I rented a house from a policemen who said he had 10(maybe 11, don't remember for sure) rental houses. I have posted this before and don't mean to be redundant. John
Yes, I recall reading that earlier in this thread. It's staggering to think about because of the risk that these types of people are exposing themselves to. If this guy has the slightest cashflow issues, he could sure eat up his savings in a hurry.
i would assume most of his properties are rental.. he'd better pray that his tenants are not planning to move out anytime soon. wonder how many of them give him positive cashflow??
You aint seen nothing yet. Lenders are foreseeing a rise in foreclosures so they are doing away with Option ARM's and the like. Look out!
I enjoy reading this thread when I come by here..I have a question for the real estate guru's, finance experts. I have paid off my own home and it would sell for approx $350-$375K if I sold it...Since I paid it off, I have no mortgage of course and I am single, in my early 20's and have no dependents so any advice to how I can take advantage of having my house paid off and doing something with the equity?..For example if I took out a equity loan say for $200k at 7% could I put it to use somewhere else to earn more than that? (not trading related)

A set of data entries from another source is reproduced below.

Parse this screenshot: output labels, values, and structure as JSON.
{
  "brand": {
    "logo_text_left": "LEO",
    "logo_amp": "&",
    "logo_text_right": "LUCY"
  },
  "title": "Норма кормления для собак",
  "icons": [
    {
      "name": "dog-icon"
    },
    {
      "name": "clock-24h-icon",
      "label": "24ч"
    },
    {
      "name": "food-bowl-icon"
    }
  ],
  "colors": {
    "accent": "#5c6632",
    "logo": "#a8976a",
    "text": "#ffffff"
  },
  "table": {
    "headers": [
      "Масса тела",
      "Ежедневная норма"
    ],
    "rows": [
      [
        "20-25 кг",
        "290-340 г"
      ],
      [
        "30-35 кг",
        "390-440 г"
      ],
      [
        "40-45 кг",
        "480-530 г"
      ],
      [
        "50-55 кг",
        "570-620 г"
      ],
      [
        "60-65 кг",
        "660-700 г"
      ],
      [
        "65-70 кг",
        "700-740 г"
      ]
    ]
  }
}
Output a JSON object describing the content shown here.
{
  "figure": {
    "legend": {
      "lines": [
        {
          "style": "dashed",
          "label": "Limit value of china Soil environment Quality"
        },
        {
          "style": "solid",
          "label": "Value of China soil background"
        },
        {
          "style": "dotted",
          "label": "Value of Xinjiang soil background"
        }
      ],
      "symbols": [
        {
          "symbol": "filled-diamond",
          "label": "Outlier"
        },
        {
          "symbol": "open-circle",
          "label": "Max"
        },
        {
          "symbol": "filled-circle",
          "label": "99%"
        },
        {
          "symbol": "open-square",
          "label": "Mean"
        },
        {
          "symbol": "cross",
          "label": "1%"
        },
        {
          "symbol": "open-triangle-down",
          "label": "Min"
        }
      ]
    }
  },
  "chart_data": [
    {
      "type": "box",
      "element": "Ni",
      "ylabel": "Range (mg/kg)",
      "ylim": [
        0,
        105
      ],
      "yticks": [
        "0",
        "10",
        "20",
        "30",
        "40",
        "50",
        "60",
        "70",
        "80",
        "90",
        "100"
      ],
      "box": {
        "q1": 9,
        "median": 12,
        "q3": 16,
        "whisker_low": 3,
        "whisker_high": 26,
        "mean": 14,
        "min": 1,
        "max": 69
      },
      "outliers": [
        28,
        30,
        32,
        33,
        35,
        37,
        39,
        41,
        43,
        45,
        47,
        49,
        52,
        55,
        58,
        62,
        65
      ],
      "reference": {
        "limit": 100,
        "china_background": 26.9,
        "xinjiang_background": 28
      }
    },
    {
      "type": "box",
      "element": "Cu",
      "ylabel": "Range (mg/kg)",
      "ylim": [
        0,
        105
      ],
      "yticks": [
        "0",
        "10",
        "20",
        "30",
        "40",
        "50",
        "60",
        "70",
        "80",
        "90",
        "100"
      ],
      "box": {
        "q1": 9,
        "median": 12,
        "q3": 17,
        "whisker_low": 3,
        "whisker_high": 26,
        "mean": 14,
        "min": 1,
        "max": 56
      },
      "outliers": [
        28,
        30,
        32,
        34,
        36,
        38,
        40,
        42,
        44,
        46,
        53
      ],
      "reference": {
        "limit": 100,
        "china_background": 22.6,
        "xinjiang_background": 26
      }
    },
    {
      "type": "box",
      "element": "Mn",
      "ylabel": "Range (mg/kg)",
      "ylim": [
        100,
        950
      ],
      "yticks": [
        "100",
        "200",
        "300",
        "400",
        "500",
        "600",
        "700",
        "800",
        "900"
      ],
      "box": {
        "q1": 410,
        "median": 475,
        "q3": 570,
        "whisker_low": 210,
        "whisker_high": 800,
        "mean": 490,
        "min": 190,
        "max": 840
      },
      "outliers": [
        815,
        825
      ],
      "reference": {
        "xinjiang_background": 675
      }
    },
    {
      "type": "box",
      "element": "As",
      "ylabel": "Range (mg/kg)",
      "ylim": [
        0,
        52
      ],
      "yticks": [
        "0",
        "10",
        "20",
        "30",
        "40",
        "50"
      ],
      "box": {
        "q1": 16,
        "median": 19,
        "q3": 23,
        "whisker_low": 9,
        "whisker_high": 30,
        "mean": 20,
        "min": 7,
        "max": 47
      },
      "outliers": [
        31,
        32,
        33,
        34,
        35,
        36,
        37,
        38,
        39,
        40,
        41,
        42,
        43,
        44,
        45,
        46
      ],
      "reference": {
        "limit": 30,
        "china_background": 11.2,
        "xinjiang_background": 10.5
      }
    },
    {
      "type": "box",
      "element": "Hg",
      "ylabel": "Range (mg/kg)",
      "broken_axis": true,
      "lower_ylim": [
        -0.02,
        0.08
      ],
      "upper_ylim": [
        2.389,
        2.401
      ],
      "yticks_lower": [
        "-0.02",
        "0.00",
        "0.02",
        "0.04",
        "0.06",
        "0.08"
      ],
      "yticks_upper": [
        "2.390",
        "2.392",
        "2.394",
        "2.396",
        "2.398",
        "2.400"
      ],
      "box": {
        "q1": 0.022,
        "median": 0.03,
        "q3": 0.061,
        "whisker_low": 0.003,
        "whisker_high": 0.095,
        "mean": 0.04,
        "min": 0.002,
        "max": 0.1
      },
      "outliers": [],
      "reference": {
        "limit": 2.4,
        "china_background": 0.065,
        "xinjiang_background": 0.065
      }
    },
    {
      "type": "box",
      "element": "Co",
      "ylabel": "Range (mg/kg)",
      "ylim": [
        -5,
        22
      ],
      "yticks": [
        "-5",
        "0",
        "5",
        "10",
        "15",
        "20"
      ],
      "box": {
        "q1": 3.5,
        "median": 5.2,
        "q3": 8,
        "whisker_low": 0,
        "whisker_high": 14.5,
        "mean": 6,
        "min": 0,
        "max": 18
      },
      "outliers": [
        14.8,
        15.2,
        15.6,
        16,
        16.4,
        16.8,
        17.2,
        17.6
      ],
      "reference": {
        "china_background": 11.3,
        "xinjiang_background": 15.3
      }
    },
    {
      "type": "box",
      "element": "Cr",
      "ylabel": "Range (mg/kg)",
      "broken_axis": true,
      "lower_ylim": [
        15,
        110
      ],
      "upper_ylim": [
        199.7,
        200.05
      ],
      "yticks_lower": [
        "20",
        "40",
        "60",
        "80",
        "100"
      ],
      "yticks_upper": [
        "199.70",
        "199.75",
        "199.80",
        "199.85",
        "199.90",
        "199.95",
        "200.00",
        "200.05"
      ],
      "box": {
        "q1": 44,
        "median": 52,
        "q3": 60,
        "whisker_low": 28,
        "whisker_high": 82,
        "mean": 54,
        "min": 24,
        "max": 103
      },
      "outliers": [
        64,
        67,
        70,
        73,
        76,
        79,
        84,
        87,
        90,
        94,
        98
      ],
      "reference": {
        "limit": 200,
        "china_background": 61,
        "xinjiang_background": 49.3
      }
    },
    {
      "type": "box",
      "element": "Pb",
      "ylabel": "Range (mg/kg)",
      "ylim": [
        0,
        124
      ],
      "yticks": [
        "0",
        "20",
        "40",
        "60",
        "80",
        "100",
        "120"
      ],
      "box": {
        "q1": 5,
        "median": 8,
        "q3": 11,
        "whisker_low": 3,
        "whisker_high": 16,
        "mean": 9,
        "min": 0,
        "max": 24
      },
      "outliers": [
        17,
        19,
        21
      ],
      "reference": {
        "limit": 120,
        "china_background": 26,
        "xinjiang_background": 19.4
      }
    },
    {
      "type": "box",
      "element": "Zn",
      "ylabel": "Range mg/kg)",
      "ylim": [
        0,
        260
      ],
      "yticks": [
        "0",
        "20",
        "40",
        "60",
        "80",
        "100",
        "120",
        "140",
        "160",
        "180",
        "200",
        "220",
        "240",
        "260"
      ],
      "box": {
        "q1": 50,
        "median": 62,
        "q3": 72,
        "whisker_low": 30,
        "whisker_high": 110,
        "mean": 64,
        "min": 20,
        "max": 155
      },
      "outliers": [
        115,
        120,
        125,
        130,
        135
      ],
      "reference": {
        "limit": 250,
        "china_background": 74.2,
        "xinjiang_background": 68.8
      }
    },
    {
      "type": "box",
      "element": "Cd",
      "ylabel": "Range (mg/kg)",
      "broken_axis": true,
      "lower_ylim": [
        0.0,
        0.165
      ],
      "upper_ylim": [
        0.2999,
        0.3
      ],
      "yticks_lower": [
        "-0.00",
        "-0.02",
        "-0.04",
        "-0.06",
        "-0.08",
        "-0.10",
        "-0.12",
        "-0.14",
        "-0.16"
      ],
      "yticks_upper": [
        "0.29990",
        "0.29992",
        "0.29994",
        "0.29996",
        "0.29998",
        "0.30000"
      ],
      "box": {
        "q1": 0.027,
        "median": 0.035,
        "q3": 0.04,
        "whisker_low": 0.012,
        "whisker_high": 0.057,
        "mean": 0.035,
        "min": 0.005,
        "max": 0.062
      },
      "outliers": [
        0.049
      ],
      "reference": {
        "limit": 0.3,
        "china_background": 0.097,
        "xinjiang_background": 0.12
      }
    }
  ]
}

Hmm, enjoy the fact that the home is yours. From your description of things, you are in a great fiscal place. Stay there! Do you like your community? Is it stable or upgrading? Borrow $75,000 and upgrade the appliances, fix the roof, repaint the place, redo the floors, get a new mattress (sleep better), grab a few new polo's and slacks, put a few bucks into personal debt retirement. Anything left, use it for savings and emergency purposes! Take five years (or less) and pay that loan off. Breathe! You have a lot of life ahead, take time and enjoy it.
Hmm, sell the house unless it is in an up-and-coming area, Almost live off the interest, Not bad! MACHRON
But I would still need another place to live so are you suggesting rent then? I live on Long Island and in a nice area that is desirable.. Thanks for replying to my question.